“Periodismo es difundir aquello que alguien no quiere que se sepa, el resto
es propaganda. Su función es poner a la vista lo que está oculto, dar testimonio
y, por lo tanto, molestar. Tiene fuentes, pero no amigos. Lo que los periodistas
pueden ejercer, y a través de ellos la sociedad, es el mero derecho al pataleo,
lo más equitativa y documentadamente posible. Criticar todo y a todos. Echar sal
en la herida y guijarros en el zapato. Ver y decir el lado malo de cada cosa,
que del lado bueno se encarga la oficina de prensa”
-Horacio Verbitsky,
periodista y escritor argentino

viernes, 28 de noviembre de 2008

Los de Huesca y de Teruel...

Viernes por la noche. Plaza del Seminario. Abarrotada. Menores de 40 años conté, a ojo, cuatro o cinco. No hubo botellón y los únicos pastilleros eran los que tomaban Subidina para la tensión y Atracol para el colesterol. La Fundación Amantes organizó un concierto de La Bullonera, Carbonell y Labordeta. El abuelo no estaba; se hizo un esguince, en la Expo, saludando al Rey, según contó Carbonell. Estuvo bien la actuación. Volví a los setenta, cuando tenía pelo, fuelle para correr delante de los grises y la convicción de que la Revolución estaba a la vuelta de la esquina. Me hice revolucionario por motivos sexuales: decían que las rojas se arrimaban más. No era cierto, al menos en mi caso. Yo era tan ignorante que lloré más cuando cascó Mao que cuando murió mi abuela. Vi siete veces una película, Cuerno de cabra, que proyectaban en el cine Elíseos, de arte y ensayo. No por amor al cine, sino porque salía una tía en pelotas. La sala atestada como piojos en costura hasta que aparecía la prota en traje de nacer. Después, la desbandada.
Un fin de semana completo consistía en concierto de La Bullonera, Labordeta, Raimon, Quintín Cabrera, Manuel Gerena o todos juntos.
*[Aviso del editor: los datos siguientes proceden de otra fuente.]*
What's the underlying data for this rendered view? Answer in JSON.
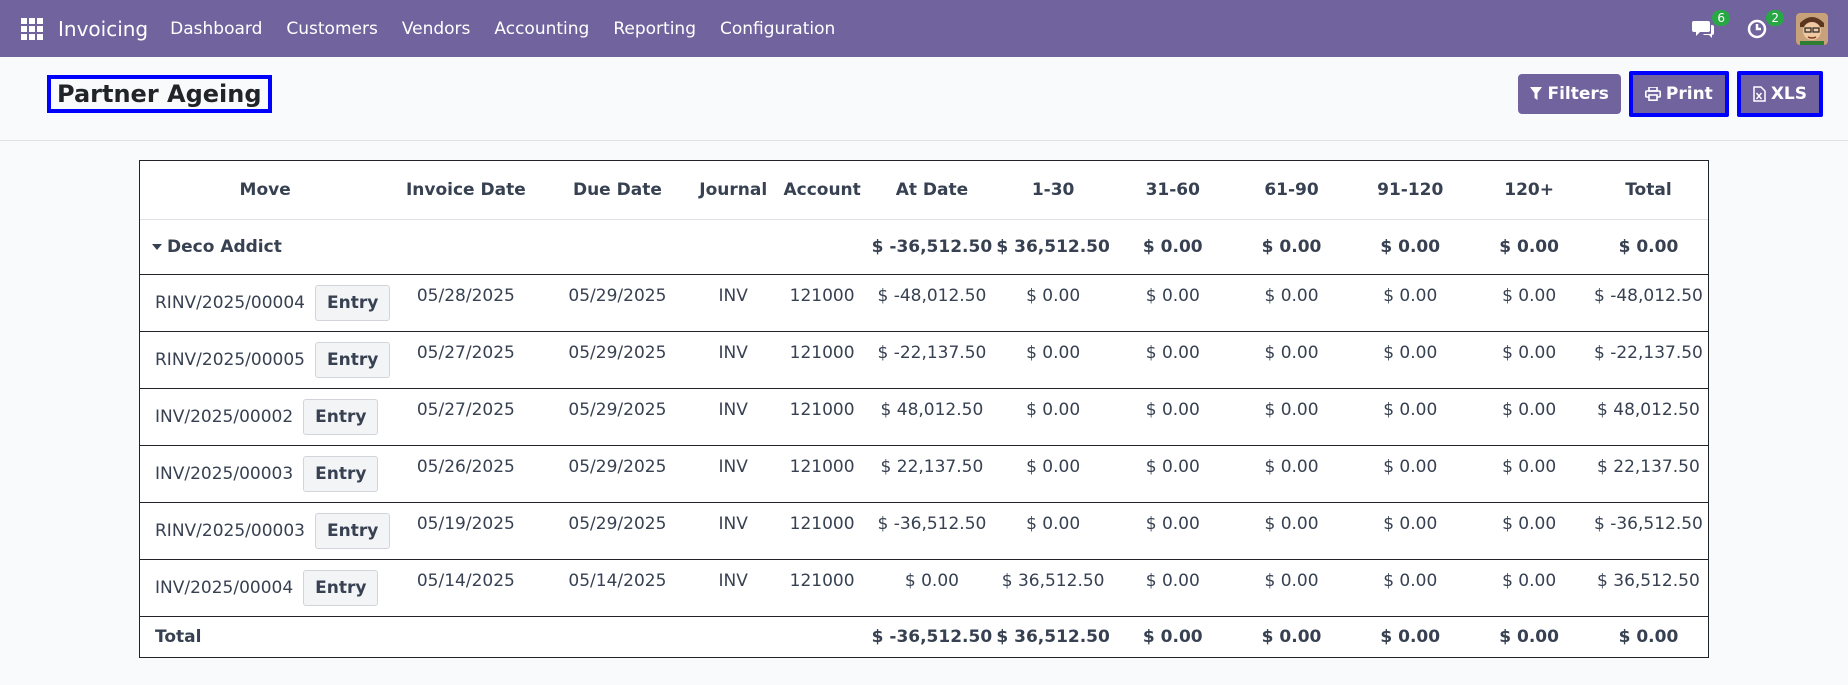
{
  "navbar": {
    "app_name": "Invoicing",
    "menu": [
      "Dashboard",
      "Customers",
      "Vendors",
      "Accounting",
      "Reporting",
      "Configuration"
    ],
    "messages_badge": "6",
    "activities_badge": "2"
  },
  "page": {
    "title": "Partner Ageing",
    "buttons": {
      "filters": "Filters",
      "print": "Print",
      "xls": "XLS"
    }
  },
  "table": {
    "headers": [
      "Move",
      "Invoice Date",
      "Due Date",
      "Journal",
      "Account",
      "At Date",
      "1-30",
      "31-60",
      "61-90",
      "91-120",
      "120+",
      "Total"
    ],
    "partner": {
      "name": "Deco Addict",
      "at_date": "$ -36,512.50",
      "d1_30": "$ 36,512.50",
      "d31_60": "$ 0.00",
      "d61_90": "$ 0.00",
      "d91_120": "$ 0.00",
      "d120p": "$ 0.00",
      "total": "$ 0.00"
    },
    "entry_label": "Entry",
    "rows": [
      {
        "move": "RINV/2025/00004",
        "invoice_date": "05/28/2025",
        "due_date": "05/29/2025",
        "journal": "INV",
        "account": "121000",
        "at_date": "$ -48,012.50",
        "d1_30": "$ 0.00",
        "d31_60": "$ 0.00",
        "d61_90": "$ 0.00",
        "d91_120": "$ 0.00",
        "d120p": "$ 0.00",
        "total": "$ -48,012.50"
      },
      {
        "move": "RINV/2025/00005",
        "invoice_date": "05/27/2025",
        "due_date": "05/29/2025",
        "journal": "INV",
        "account": "121000",
        "at_date": "$ -22,137.50",
        "d1_30": "$ 0.00",
        "d31_60": "$ 0.00",
        "d61_90": "$ 0.00",
        "d91_120": "$ 0.00",
        "d120p": "$ 0.00",
        "total": "$ -22,137.50"
      },
      {
        "move": "INV/2025/00002",
        "invoice_date": "05/27/2025",
        "due_date": "05/29/2025",
        "journal": "INV",
        "account": "121000",
        "at_date": "$ 48,012.50",
        "d1_30": "$ 0.00",
        "d31_60": "$ 0.00",
        "d61_90": "$ 0.00",
        "d91_120": "$ 0.00",
        "d120p": "$ 0.00",
        "total": "$ 48,012.50"
      },
      {
        "move": "INV/2025/00003",
        "invoice_date": "05/26/2025",
        "due_date": "05/29/2025",
        "journal": "INV",
        "account": "121000",
        "at_date": "$ 22,137.50",
        "d1_30": "$ 0.00",
        "d31_60": "$ 0.00",
        "d61_90": "$ 0.00",
        "d91_120": "$ 0.00",
        "d120p": "$ 0.00",
        "total": "$ 22,137.50"
      },
      {
        "move": "RINV/2025/00003",
        "invoice_date": "05/19/2025",
        "due_date": "05/29/2025",
        "journal": "INV",
        "account": "121000",
        "at_date": "$ -36,512.50",
        "d1_30": "$ 0.00",
        "d31_60": "$ 0.00",
        "d61_90": "$ 0.00",
        "d91_120": "$ 0.00",
        "d120p": "$ 0.00",
        "total": "$ -36,512.50"
      },
      {
        "move": "INV/2025/00004",
        "invoice_date": "05/14/2025",
        "due_date": "05/14/2025",
        "journal": "INV",
        "account": "121000",
        "at_date": "$ 0.00",
        "d1_30": "$ 36,512.50",
        "d31_60": "$ 0.00",
        "d61_90": "$ 0.00",
        "d91_120": "$ 0.00",
        "d120p": "$ 0.00",
        "total": "$ 36,512.50"
      }
    ],
    "total": {
      "label": "Total",
      "at_date": "$ -36,512.50",
      "d1_30": "$ 36,512.50",
      "d31_60": "$ 0.00",
      "d61_90": "$ 0.00",
      "d91_120": "$ 0.00",
      "d120p": "$ 0.00",
      "total": "$ 0.00"
    }
  }
}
Ellos eran el Red Bull a full o el Pharmaton Complex que nos preparaban para el lanzamiento de panfletos pidiendo amnistía, libertad y democracia y para las carreras delante de unos energúmenos con porra, botes de humo y pelotas de goma, por la Plaza del Pilar, el Paseo de la Independencia o las callejuelas de El Tubo. A uno de esos salvajes, que se excedió en el suministro de cachiporrazos, le juré venganza cuando triunfara la Revolución. Muchos años después, lo reconocí en un bar de Zaragoza, feo y calvo, con su fea mujer y sus tres niños. Me dieron lástima.
De todo aquello ya sólo me quedan algunos amigos, un miedo cerval a los del tricornio y las canciones de La Bullonera, Carbonell y el abuelo Labordeta. Las mismas que escuché el viernes en la Plaza del Seminario de Teruel.